B. LA POSITION DES RAPPORTEURS DE LA COMMISSION DES AFFAIRES EUROPÉENNES : UNE SAISINE NÉCESSAIRE POUR EMPÊCHER LE PASSAGE EN FORCE DE LA COMMISSION EUROPÉENNE
Pour les rapporteurs, étant donné le caractère particulièrement controversé de l'accord commercial avec le Mercosur, il n'est de toute évidence pas envisageable d'évacuer la question de la scission de l'accord au motif que la Commission dispose d'une compétence exclusive en matière de négociation des accords commerciaux.
Alors que plusieurs États membres ont témoigné avec constance, au cours des dernières années, de leur ferme opposition à la conclusion de cet accord, la décision de scinder l'accord s'apparente à un passage en force de la Commission, peu respectueux sinon de la lettre, du moins de l'esprit des traités.
La saisine de la CJUE pourra utilement préciser si cette pratique est conforme ou non aux traités et, en l'espèce, à l'équilibre entre les institutions, dès lors que le Conseil avait demandé le maintien du caractère mixte de cet accord.

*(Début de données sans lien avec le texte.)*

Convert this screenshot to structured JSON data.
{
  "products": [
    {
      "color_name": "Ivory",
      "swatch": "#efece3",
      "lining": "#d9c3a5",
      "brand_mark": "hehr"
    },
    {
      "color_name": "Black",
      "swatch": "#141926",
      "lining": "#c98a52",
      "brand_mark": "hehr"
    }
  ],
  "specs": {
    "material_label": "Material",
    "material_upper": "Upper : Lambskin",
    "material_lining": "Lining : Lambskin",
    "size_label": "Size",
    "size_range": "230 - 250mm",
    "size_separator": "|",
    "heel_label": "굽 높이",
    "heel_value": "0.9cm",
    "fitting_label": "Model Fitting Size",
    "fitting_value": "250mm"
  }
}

Les rapporteurs notent par ailleurs que la portée temporelle et le champ d'application du mécanisme de rééquilibrage introduit dans l'accord suscitent de nombreuses controverses juridiques et estiment, dans ce contexte, qu'une clarification de la Cour de justice serait opportune.
Ils relèvent, enfin que les stipulations de l'accord sont bel et bien susceptibles d'entraîner une baisse du niveau de protection des consommateurs, de la santé et l'environnement dans l'Union européenne, contrevenant ainsi aux droits énoncés dans la Charte des droits fondamentaux de l'UE européenne et le TFUE. En tout état de cause, une saisine de la CJUE permettrait de préciser la portée que l'Union entend conférer aux stipulations de l'accord relatives au respect du principe de précaution.

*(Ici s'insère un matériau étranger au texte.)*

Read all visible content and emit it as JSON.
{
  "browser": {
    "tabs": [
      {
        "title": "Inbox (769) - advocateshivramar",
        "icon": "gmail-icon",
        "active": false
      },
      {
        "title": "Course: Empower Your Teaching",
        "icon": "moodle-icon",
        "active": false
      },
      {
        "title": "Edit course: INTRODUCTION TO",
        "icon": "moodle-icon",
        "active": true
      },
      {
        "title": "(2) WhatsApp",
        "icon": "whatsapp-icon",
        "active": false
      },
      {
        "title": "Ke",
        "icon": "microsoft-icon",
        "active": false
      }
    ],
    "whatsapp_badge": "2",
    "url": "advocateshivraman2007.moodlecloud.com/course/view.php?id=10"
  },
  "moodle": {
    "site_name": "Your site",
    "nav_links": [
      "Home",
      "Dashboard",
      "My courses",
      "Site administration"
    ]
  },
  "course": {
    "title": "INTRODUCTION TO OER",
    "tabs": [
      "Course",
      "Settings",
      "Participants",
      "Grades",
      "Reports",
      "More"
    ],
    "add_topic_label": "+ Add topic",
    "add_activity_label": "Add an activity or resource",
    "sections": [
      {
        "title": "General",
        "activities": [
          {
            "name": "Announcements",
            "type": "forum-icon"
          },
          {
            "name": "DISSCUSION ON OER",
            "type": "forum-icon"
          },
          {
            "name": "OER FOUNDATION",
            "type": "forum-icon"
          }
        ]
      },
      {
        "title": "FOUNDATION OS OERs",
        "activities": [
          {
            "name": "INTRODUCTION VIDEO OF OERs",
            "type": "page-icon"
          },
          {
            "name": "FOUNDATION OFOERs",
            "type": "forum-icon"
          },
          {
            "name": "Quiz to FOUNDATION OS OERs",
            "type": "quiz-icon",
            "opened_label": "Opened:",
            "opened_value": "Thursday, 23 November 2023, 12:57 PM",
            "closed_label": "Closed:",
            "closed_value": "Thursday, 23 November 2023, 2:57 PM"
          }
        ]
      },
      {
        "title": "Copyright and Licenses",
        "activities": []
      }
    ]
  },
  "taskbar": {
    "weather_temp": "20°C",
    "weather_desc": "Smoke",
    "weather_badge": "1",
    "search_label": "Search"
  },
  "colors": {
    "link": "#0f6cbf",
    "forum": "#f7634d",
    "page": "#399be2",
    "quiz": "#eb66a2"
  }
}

En définitive, pour les rapporteurs, une saisine de la CJUE permettrait au Gouvernement français de rappeler l'opposition historique et maintes fois réitérée de notre pays à la conclusion de l'accord commercial avec les pays du Mercosur, tel qu'il a été négocié par la Commission européenne.
L'agriculture française se trouve actuellement au coeur de la tourmente ; pour la première fois depuis 1978, le secteur agricole et alimentaire français pourrait enregistrer un déficit sur l'année 2025, dans un contexte marqué par les tensions commerciales avec les États-Unis, mais également les mesures de rétorsion de la Chine.
Or, tandis que la dégradation inédite du solde commercial agroalimentaire français51(*) constitue un signal d'alarme et devrait engendrer un sursaut collectif, la Commission européenne a récemment annoncé qu'elle entendait réduire de 20 % le budget alloué à la politique agricole commune sur la période 2028 - 2034. L'agriculture est-elle encore au centre des priorités stratégiques européennes ?
Dans ce contexte, les rapporteurs estiment qu'il est du devoir du Gouvernement français de faire usage du dernier levier à sa disposition pour empêcher la ratification d'un accord qui porterait un coup fatal à une agriculture européenne déjà grandement fragilisée. Ils soutiennent donc pleinement la démarche de la proposition de résolution européenne n° 99 (2025-2026) et proposent uniquement à la commission des affaires européennes un amendement tendant à préciser que la proposition de règlement de la Commission européenne relative à la clause de sauvegarde n'a vocation qu'à offrir un sursis temporaire et exceptionnel aux filières de production, sans modifier l'économie générale de l'accord.
* 51 Selon les données communiquées par Chambres d'agriculture France, sur un an, en soldes cumulés août 2024-août 2025, le solde excédentaire agroalimentaire français a diminué de 85 %.